ID:33525
 
Keywords: hud, skins
You’ve probably downloaded 4.0 by now if you develop games now, or plan to in the foreseeable future. The most obvious of the myriad of enhancements to 3.5 is the fact that you can design your own skin for your game.

At first I wasn’t sure that this would truly define a BYOND where “The screen is for viewing”, a phrase I coined to mean that player screens now and in the foreseeable future will probably not include player HUDS and other cluttering HUD objects. But when I played Foomer’s new RPG it hit me pretty hard. Why?

Well for one, HUD objects are to my experience clunky and slow. Generating a lot of them creates mass lag and they block map view. Having to have a bigger view to retain the same amount of viewable map means, obviously that more images have to be generated in the view(). Even if players can’t view them, slower play.

With skins, we can all have cool graphical inventories, skill panes and health bars on the screen as with HUDs, but faster and with less clutter and possibly more information. Plus, they won’t hog screen space. Also, compared with how long/complex coding in a good on screen inventory system is, adding on screen inventory systems to an output box is dazzlingly simple.

If you’ve ever tried to make your HUD look pretty you can use the power of a graphics editor and then dmi cut it into little slabs and painstakingly program in each icon. Or you can painstakingly draw them all by hand. Skins offer you the choice of importing an image directly from that powerful graphics editor you just used and sticking it on your background. 100’s of times easier.

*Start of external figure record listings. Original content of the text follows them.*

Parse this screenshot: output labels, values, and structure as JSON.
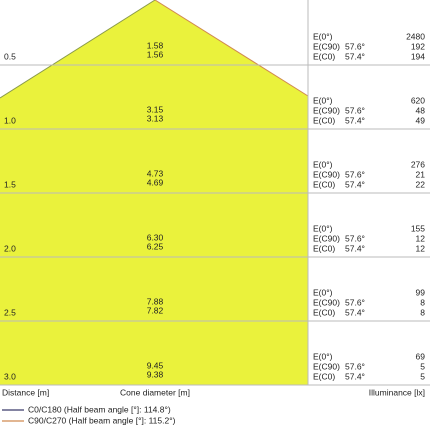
{
  "rows": [
    {
      "distance": "0.5",
      "diameter_c0": "1.58",
      "diameter_c90": "1.56",
      "e0_label": "E(0°)",
      "e0": "2480",
      "ec90_label": "E(C90)",
      "ec90_angle": "57.6°",
      "ec90": "192",
      "ec0_label": "E(C0)",
      "ec0_angle": "57.4°",
      "ec0": "194"
    },
    {
      "distance": "1.0",
      "diameter_c0": "3.15",
      "diameter_c90": "3.13",
      "e0_label": "E(0°)",
      "e0": "620",
      "ec90_label": "E(C90)",
      "ec90_angle": "57.6°",
      "ec90": "48",
      "ec0_label": "E(C0)",
      "ec0_angle": "57.4°",
      "ec0": "49"
    },
    {
      "distance": "1.5",
      "diameter_c0": "4.73",
      "diameter_c90": "4.69",
      "e0_label": "E(0°)",
      "e0": "276",
      "ec90_label": "E(C90)",
      "ec90_angle": "57.6°",
      "ec90": "21",
      "ec0_label": "E(C0)",
      "ec0_angle": "57.4°",
      "ec0": "22"
    },
    {
      "distance": "2.0",
      "diameter_c0": "6.30",
      "diameter_c90": "6.25",
      "e0_label": "E(0°)",
      "e0": "155",
      "ec90_label": "E(C90)",
      "ec90_angle": "57.6°",
      "ec90": "12",
      "ec0_label": "E(C0)",
      "ec0_angle": "57.4°",
      "ec0": "12"
    },
    {
      "distance": "2.5",
      "diameter_c0": "7.88",
      "diameter_c90": "7.82",
      "e0_label": "E(0°)",
      "e0": "99",
      "ec90_label": "E(C90)",
      "ec90_angle": "57.6°",
      "ec90": "8",
      "ec0_label": "E(C0)",
      "ec0_angle": "57.4°",
      "ec0": "8"
    },
    {
      "distance": "3.0",
      "diameter_c0": "9.45",
      "diameter_c90": "9.38",
      "e0_label": "E(0°)",
      "e0": "69",
      "ec90_label": "E(C90)",
      "ec90_angle": "57.6°",
      "ec90": "5",
      "ec0_label": "E(C0)",
      "ec0_angle": "57.4°",
      "ec0": "5"
    }
  ],
  "footer": {
    "distance": "Distance [m]",
    "diameter": "Cone diameter [m]",
    "illuminance": "Illuminance [lx]"
  },
  "legend": [
    "C0/C180 (Half beam angle [°]: 114.8°)",
    "C90/C270 (Half beam angle [°]: 115.2°)"
  ]
}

Another advantage is the elimination of fonts in .dmi icons. They never usually look as good as the original and are slow for writing because they are an object or an image. BYOND 4.0 can write to 4.0 with any font you want, retaining the original look and polish. And if you’ve ever seen a game try to write on screen with .dmi fonts you’ll appreciate the speed.

Of course this doesn’t mean the complete elimination of HUDs, as they are still very useful in a niche of BYOND’s capability. BYOND games don’t have a lot of special effects, whether it be in a shooting game where your vision clouds when you take a bullet, a super powerful spell that fades gradually into white or a space station meltdown scenario that tints everything red with the hazard lights. All of these effects would have looked fairly horrible in a lower BYOND version. But with the advent of alpha layer transparency they’ll look genuinely great.

This doesn’t mean that you should go around and rewrite all your hard worked on HUD systems. Chances are if you’ve already written them they’re fairly efficient because you’re proficient enough to know that no one is going to play a game that lags to high heck.

However if you are considering creating systems like these, skins are the way to go.


Ur hawt
Using a pop-up skin window is superior to hud.

PERIOD.

1. They can be movable without lag.
2. They don't need to be generated object by object.
3. You can use large images as backgrounds making it look prettier
I'm going through the process of 4.0izing Progeny because skins are obviously just better.
Just FYI, client.screen HUD objects can be drawn off of the viewable area of client.screen. For instance, try giving something a screen loc of 1,0 to have it appear below your viewable area.
I personally think that screen objects are prettier than skin panes. For an interface as complex as one in Terra ex Machina, it doesn't make sense to even try to put the whole thing in a pane.

It would probably be impossible to move anything but the inventory and skills windows because of how graphical the UI is.

You can expand the HUD and make it invisible except for the buttons. The health and stamina meters are very graphical, health being a humanoid figure that fades to red, and stamina being a liquid in a tube that drains it away.

The on-screen HUD is not going to be completely obsoleted until the big boys implement Multi-Map support for the skins. When this happens, say good bye to the HUD objects that occupy the main map window.
Yeah, I'm eagerly awaiting multiple maps, but grids accomplish that purpose almost as well.